Transboundary and Emerging Diseases, 03 February 2020

Edmilson F. de Oliveira Filho, Ianei O. Carneiro, Jorge R. L. Ribas, Carlo Fischer, Marco Marklewitz, Sandra Junglen, Eduardo Martins Netto, Carlos Roberto Franke, Jan Felix Drexler
 
Summary
An orthobunyavirus termed Fort Sherman virus (FSV) was isolated in 1985 from a febrile US soldier in Panama, yet potential animal reservoirs remained unknown. We investigated sera from 192 clinically healthy peri‐domestic animals sampled in northeastern Brazil during 2014–2018 by broadly reactive RT‐PCR for orthobunyavirus RNA, including 50 cattle, 57 sheep, 35 goats and 50 horses. One horse sampled in 2018 was positive (0.5%; 95% CI, 0.01–3.2) at 6.2 × 103 viral RNA copies/mL. Genomic comparisons following virus isolation in Vero cells and deep sequencing revealed high identity of translated amino acid sequences between the new orthobunyavirus and the Panamanian FSV prototype (genes: L, 98.8%; M, 83.5%; S, 100%), suggesting these viruses are conspecific. Database comparisons revealed even higher genomic identity between the Brazilian FSV and taxonomically unassigned Argentinian mosquito‐ and horse‐derived viruses sampled in 1965, 1982 and 2013 with only 1.1% maximum translated amino acid distances across viral genes, suggesting the Argentinian viruses were also distinct FSV strains.

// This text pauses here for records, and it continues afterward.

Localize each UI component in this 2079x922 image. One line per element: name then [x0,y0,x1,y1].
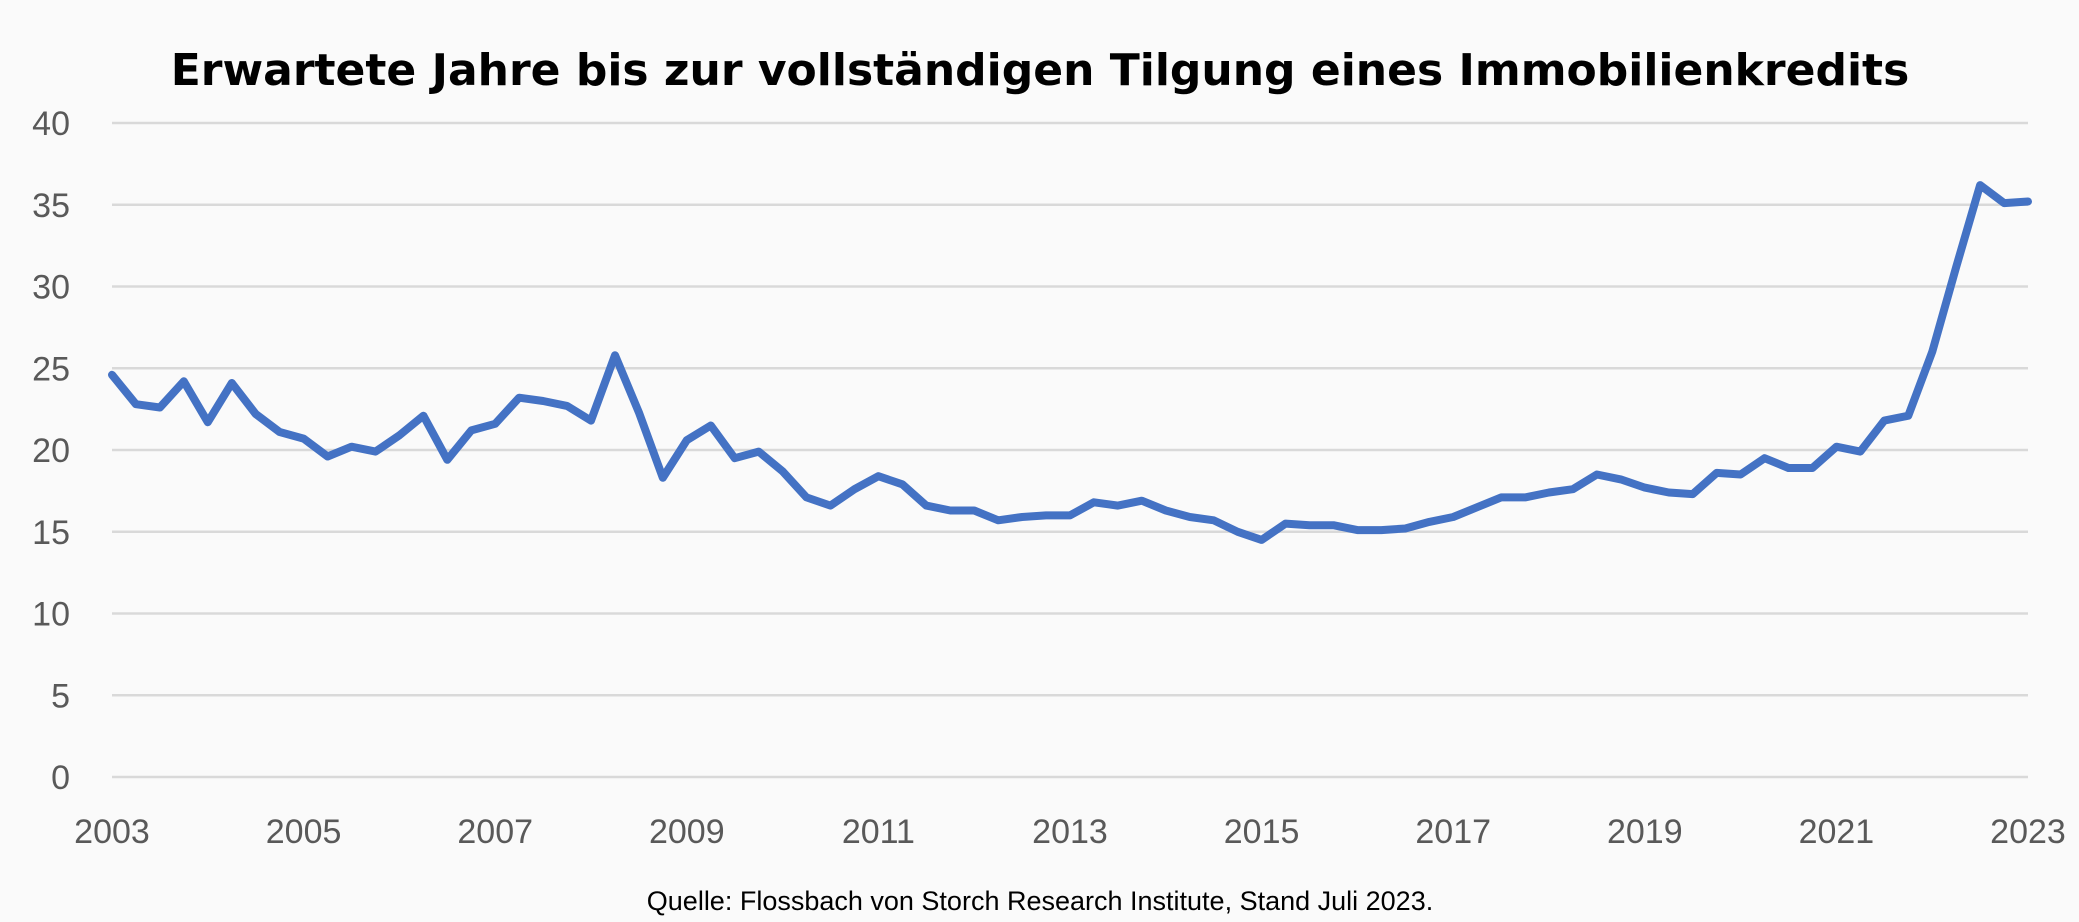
x-tick-label: 2007 [457,813,533,851]
x-axis-tick-labels: 2003 2005 2007 2009 2011 2013 2015 2017 2019 2021… [74,813,2066,851]
y-tick-label: 15 [32,514,70,552]
gridlines [112,121,2028,779]
chart-title: Erwartete Jahre bis zur vollständigen Ti… [171,45,1910,96]
x-tick-label: 2017 [1415,813,1491,851]
y-tick-label: 0 [51,759,70,797]
series-line-1 [108,181,2032,544]
y-tick-label: 40 [32,105,70,143]
x-tick-label: 2011 [842,813,915,851]
x-tick-label: 2015 [1224,813,1300,851]
y-axis-tick-labels: 0 5 10 15 20 25 30 35 40 [32,105,70,797]
x-tick-label: 2003 [74,813,150,851]
y-tick-label: 20 [32,432,70,470]
x-tick-label: 2019 [1607,813,1683,851]
x-tick-label: 2009 [649,813,725,851]
x-tick-label: 2023 [1990,813,2066,851]
source-note: Quelle: Flossbach von Storch Research In… [647,886,1433,916]
x-tick-label: 2021 [1799,813,1875,851]
y-tick-label: 10 [32,596,70,634]
series-layer [108,181,2032,544]
x-tick-label: 2013 [1032,813,1108,851]
y-tick-label: 30 [32,269,70,307]
y-tick-label: 35 [32,187,70,225]
x-tick-label: 2005 [266,813,342,851]
y-tick-label: 5 [51,677,70,715]
y-tick-label: 25 [32,350,70,388]
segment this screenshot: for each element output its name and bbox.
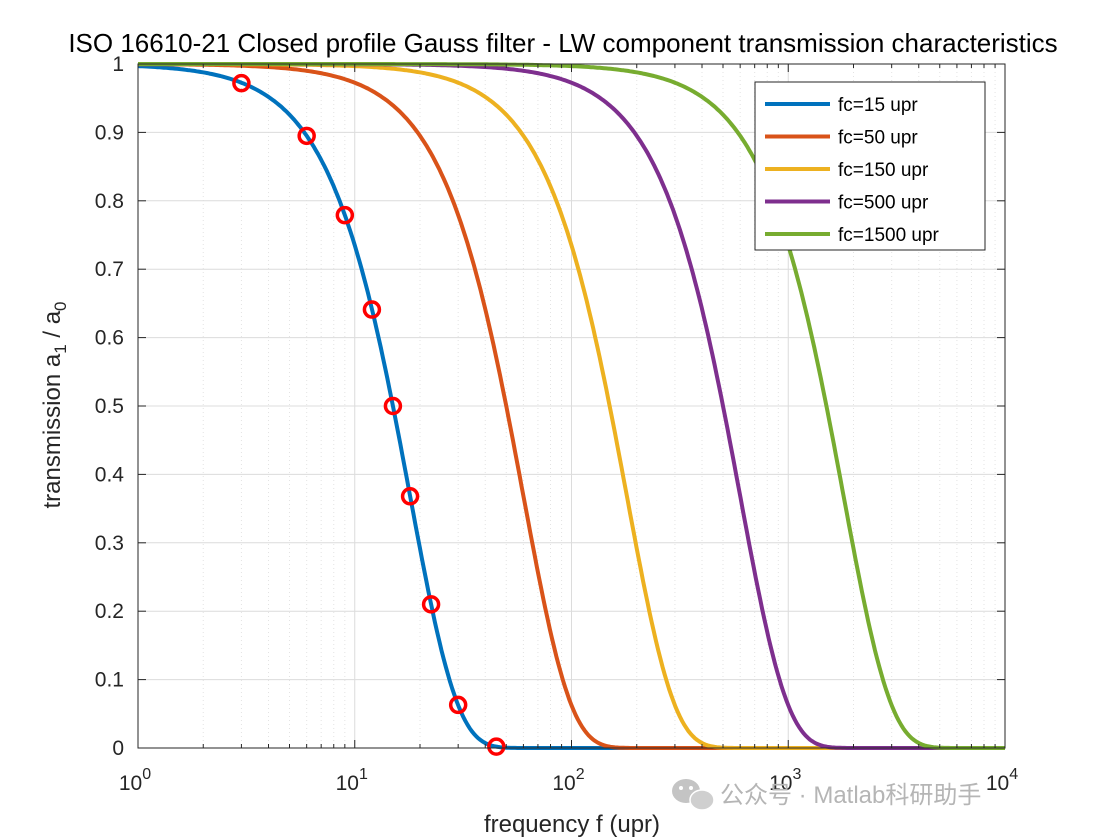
marker-point xyxy=(448,695,468,715)
marker-point xyxy=(297,126,316,146)
legend: fc=15 upr fc=50 upr fc=150 upr fc=500 upr fc… xyxy=(754,81,986,251)
y-axis-label: transmission a1 / a0 xyxy=(39,301,70,508)
marker-point xyxy=(383,396,403,416)
x-axis-label: frequency f (upr) xyxy=(484,811,660,838)
legend-label: fc=1500 upr xyxy=(838,225,940,246)
y-tick-label: 0 xyxy=(112,737,124,760)
chart-title: ISO 16610-21 Closed profile Gauss filter… xyxy=(68,28,1057,58)
marker-point xyxy=(362,300,382,319)
legend-label: fc=150 upr xyxy=(838,160,929,181)
legend-label: fc=15 upr xyxy=(838,95,918,116)
y-tick-label: 1 xyxy=(112,53,124,76)
x-tick-label: 102 xyxy=(552,766,584,795)
y-axis-label-mid: / a xyxy=(39,310,66,344)
y-tick-label: 0.3 xyxy=(95,532,124,555)
x-tick-label: 103 xyxy=(769,766,801,795)
marker-point xyxy=(421,595,441,614)
y-axis-label-sub1: 1 xyxy=(51,344,70,353)
legend-label: fc=500 upr xyxy=(838,193,929,214)
y-tick-label: 0.2 xyxy=(95,600,124,623)
marker-points xyxy=(232,73,506,756)
legend-box xyxy=(754,81,986,251)
y-tick-label: 0.6 xyxy=(95,327,124,350)
marker-point xyxy=(400,487,420,506)
y-tick-label: 0.5 xyxy=(95,395,124,418)
x-tick-label: 100 xyxy=(119,766,151,795)
wechat-icon xyxy=(672,779,715,811)
y-tick-label: 0.7 xyxy=(95,258,124,281)
legend-label: fc=50 upr xyxy=(838,128,918,149)
axis-ticks: 0 0.1 0.2 0.3 0.4 0.5 0.6 0.7 0.8 0.9 1 100 101 102 10… xyxy=(95,53,1018,795)
watermark: 公众号 · Matlab科研助手 xyxy=(672,779,981,811)
y-axis-label-sub2: 0 xyxy=(51,301,70,310)
x-tick-label: 104 xyxy=(986,766,1018,795)
watermark-text: 公众号 · Matlab科研助手 xyxy=(720,782,981,809)
y-tick-label: 0.1 xyxy=(95,669,124,692)
x-tick-label: 101 xyxy=(336,766,368,795)
y-axis-label-main: transmission a xyxy=(39,353,66,508)
marker-point xyxy=(232,73,251,93)
y-tick-label: 0.4 xyxy=(95,463,125,486)
y-tick-label: 0.8 xyxy=(95,190,124,213)
marker-point xyxy=(487,737,506,756)
y-tick-label: 0.9 xyxy=(95,121,124,144)
marker-point xyxy=(335,205,355,225)
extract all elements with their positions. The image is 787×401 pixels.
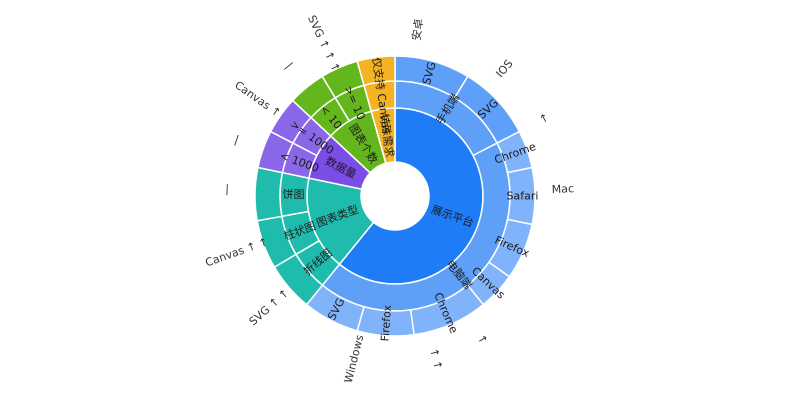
- outer-label-8: Canvas ↑ ↑: [204, 235, 270, 269]
- outer-label-7: SVG ↑ ↑: [247, 286, 292, 328]
- outer-label-5: ↑ ↑: [427, 347, 445, 371]
- outer-label-4: ↑: [474, 332, 490, 347]
- outer-label-3: Mac: [551, 182, 574, 196]
- outer-label-10: |: [233, 133, 241, 146]
- rings-layer: [254, 55, 536, 337]
- ring-2-label-3: Safari: [507, 190, 539, 203]
- ring-2-segment-16[interactable]: [356, 55, 396, 87]
- ring-2-segment-11[interactable]: [254, 166, 284, 222]
- ring-2-label-0: SVG: [420, 60, 439, 86]
- outer-label-0: 安卓: [409, 18, 426, 42]
- outer-label-1: IOS: [493, 57, 515, 80]
- ring-2-label-7: Firefox: [379, 304, 394, 342]
- outer-label-13: SVG ↑ ↑ ↑: [305, 13, 343, 74]
- ring-1-label-4: 饼图: [282, 187, 304, 201]
- outer-label-9: |: [225, 183, 229, 196]
- center-hole: [361, 162, 429, 230]
- outer-label-12: |: [283, 60, 295, 71]
- outer-label-6: Windows: [342, 333, 367, 384]
- outer-label-2: ↑: [537, 111, 551, 127]
- outer-label-11: Canvas ↑: [232, 78, 283, 119]
- ring-0-label-4: 特殊需求: [377, 113, 397, 158]
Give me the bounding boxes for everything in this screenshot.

The Panamanian FSV strain was an M gene reassortant relative to all Southern American FSV strains, clustering phylogenetically with Cache Valley virus (CVV). Mean dN/dS ratios among FSV genes ranged from 0.03 to 0.07, compatible with strong purifying selection. FSV‐specific neutralizing antibodies occurred at relatively high end‐point titres in the range of 1:300 in 22.0% of horses (11 out of 50 animals), 8.0% of cattle (4/50 animals), 7.0% of sheep (4/57 animals) and 2.9% of goats (1/35 animals). High specificity of serologic testing was suggested by significantly higher overall FSV‐specific compared to CVV‐ and Bunyamwera virus‐specific end‐point titres (p = .009), corroborating a broad vertebrate host range within peri‐domestic animals. Growth kinetics using mosquito‐, midge‐ and sandfly‐derived cell lines suggested Aedes mosquitos as potential vectors. Our findings highlight the occurrence of FSV across a geographic range exceeding 7,000 km, surprising genomic conservation across a time span exceeding 50 years, M gene‐based reassortment events, and the existence of multiple animal hosts of FSV.